Question

To a 25.00 mL volumetric flask, a lab technician adds a 0.150 g sample of a weak monoprotic acid, HA , and dilutes to the mark with distilled water. The technician then titrates this weak acid solution with 0.0969 M KOH . She reaches the endpoint after adding 43.81 mL of the KOH solution. Determine the number of moles of the weak acid in the solution.

Answer 1

Answer: The number of moles of weak acid is $4.24\times 10^{-3}$ moles.

Explanation:

To calculate the moles of KOH, we use the equation:

$\text{Molarity of the solution}=\frac{\text{Moles of solute}}\text{Volume of solution (in L)}}$

We are given:

Volume of solution = 43.81 mL = 0.04381 L      (Conversion factor: 1L = 1000 mL)

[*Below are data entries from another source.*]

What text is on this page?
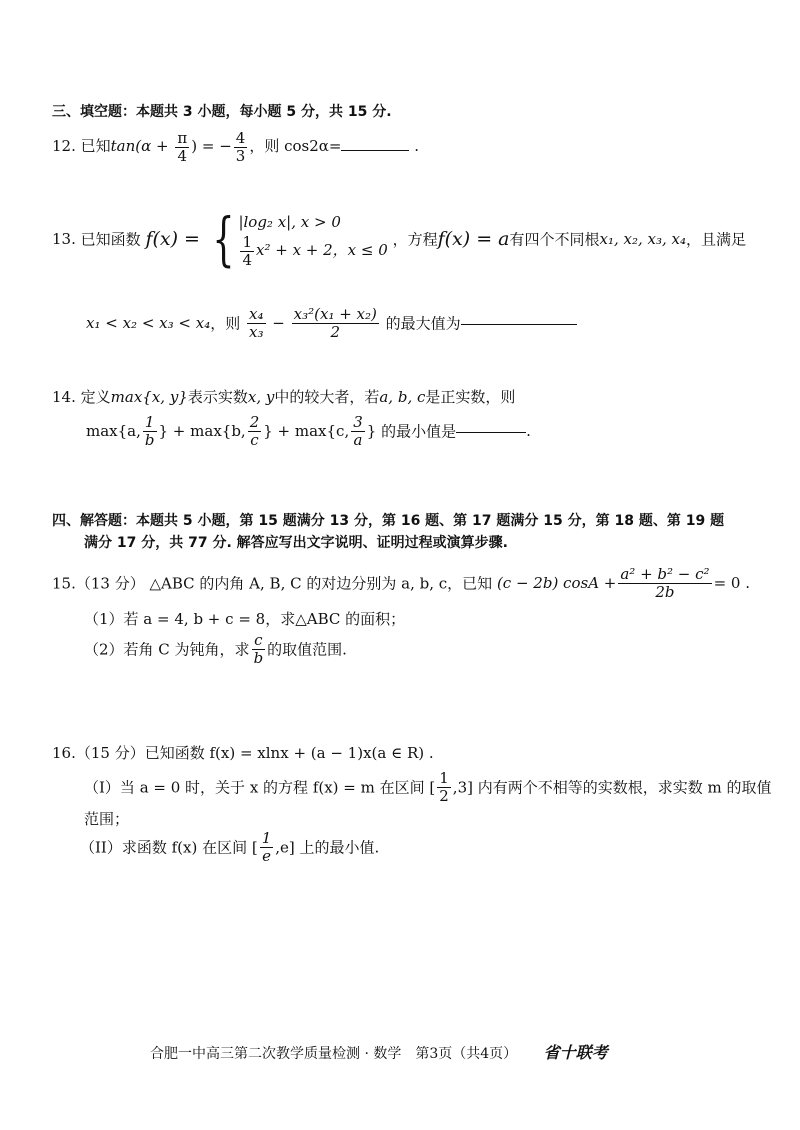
三、填空题：本题共 3 小题，每小题 5 分，共 15 分.
12. 已知$\tan(\alpha + \frac{\pi}{4}$ ) = − $\frac{4}{3}$ ，则 cos2α=	.
13. 已知函数 f(x) = { |log₂ x|, x > 0
$\frac{1}{4} x^2 + x + 2$，x ≤ 0
，方程f(x) = a有四个不同根x₁, x₂, x₃, x₄，且满足
x₁ < x₂ < x₃ < x₄，则 $\frac{\text{x₄}}{\text{x₃}} - \frac{\text{x₃²(x₁ + x₂)}}{2}$ 的最大值为
14. 定义max{x, y}表示实数x, y中的较大者，若a, b, c是正实数，则
max{a, $\frac{1}{b}$ } + max{b, $\frac{2}{c}$ } + max{c, $\frac{3}{a}$ } 的最小值是	.
四、解答题：本题共 5 小题，第 15 题满分 13 分，第 16 题、第 17 题满分 15 分，第 18 题、第 19 题
满分 17 分，共 77 分. 解答应写出文字说明、证明过程或演算步骤.
15.（13 分） △ABC 的内角 A, B, C 的对边分别为 a, b, c，已知 (c − 2b) $\cos A + \frac{\text{a² + b² − c²}}{2b} = 0$ .
（1）若 a = 4, b + c = 8，求△ABC 的面积；
（2）若角 C 为钝角，求 $\frac{c}{b}$ 的取值范围.
16.（15 分）已知函数 f(x) = xlnx + (a − 1)x(a ∈ R) .
（I）当 a = 0 时，关于 x 的方程 f(x) = m 在区间 [ $\frac{1}{2} ,3$] 内有两个不相等的实数根，求实数 m 的取值
范围；
（II）求函数 f(x) 在区间 [ $\frac{1}{e} ,e$] 上的最小值.
合肥一中高三第二次教学质量检测 · 数学　第3页（共4页） 省十联考
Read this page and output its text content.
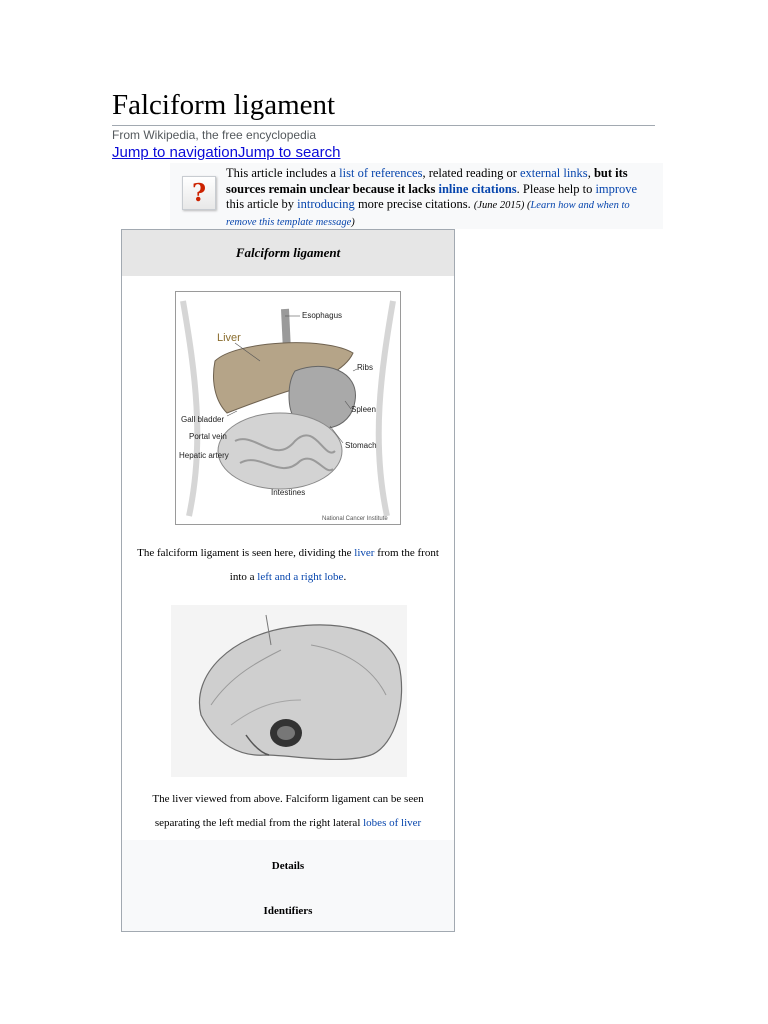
Falciform ligament
From Wikipedia, the free encyclopedia
Jump to navigationJump to search
?
This article includes a list of references, related reading or external links, but its sources remain unclear because it lacks inline citations. Please help to improve this article by introducing more precise citations. (June 2015) (Learn how and when to remove this template message)
Falciform ligament
Esophagus
Liver
Ribs
Spleen
Gall bladder
Portal vein
Stomach
Hepatic artery
Intestines
National Cancer Institute
The falciform ligament is seen here, dividing the liver from the front into a left and a right lobe.
The liver viewed from above. Falciform ligament can be seen separating the left medial from the right lateral lobes of liver
Details
Identifiers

Molarity of the solution = 0.0969 moles/ L

Putting values in above equation, we get:

$0.0969mol/L=\frac{\text{Moles of KOH}}{0.04381}\\\\\text{Moles of KOH}=4.24\times 10^{-3}mol$

The chemical reaction of weak monoprotic acid and KOH follows the equation:

$HA+KOH\rightarrow KA+H_2O$

By Stoichiometry of the reaction:

1 mole of KOH reacts with 1 mole of weak monoprotic acid.

So, $4.24\times 10^{-3}mol$ of KOH will react with = $\frac{1}{1}\times 4.24\times 10^{-3}=4.24\times 10^{-3}mol$ of weak monoprotic acid.

Hence, the number of moles of weak acid is $4.24\times 10^{-3}$ moles.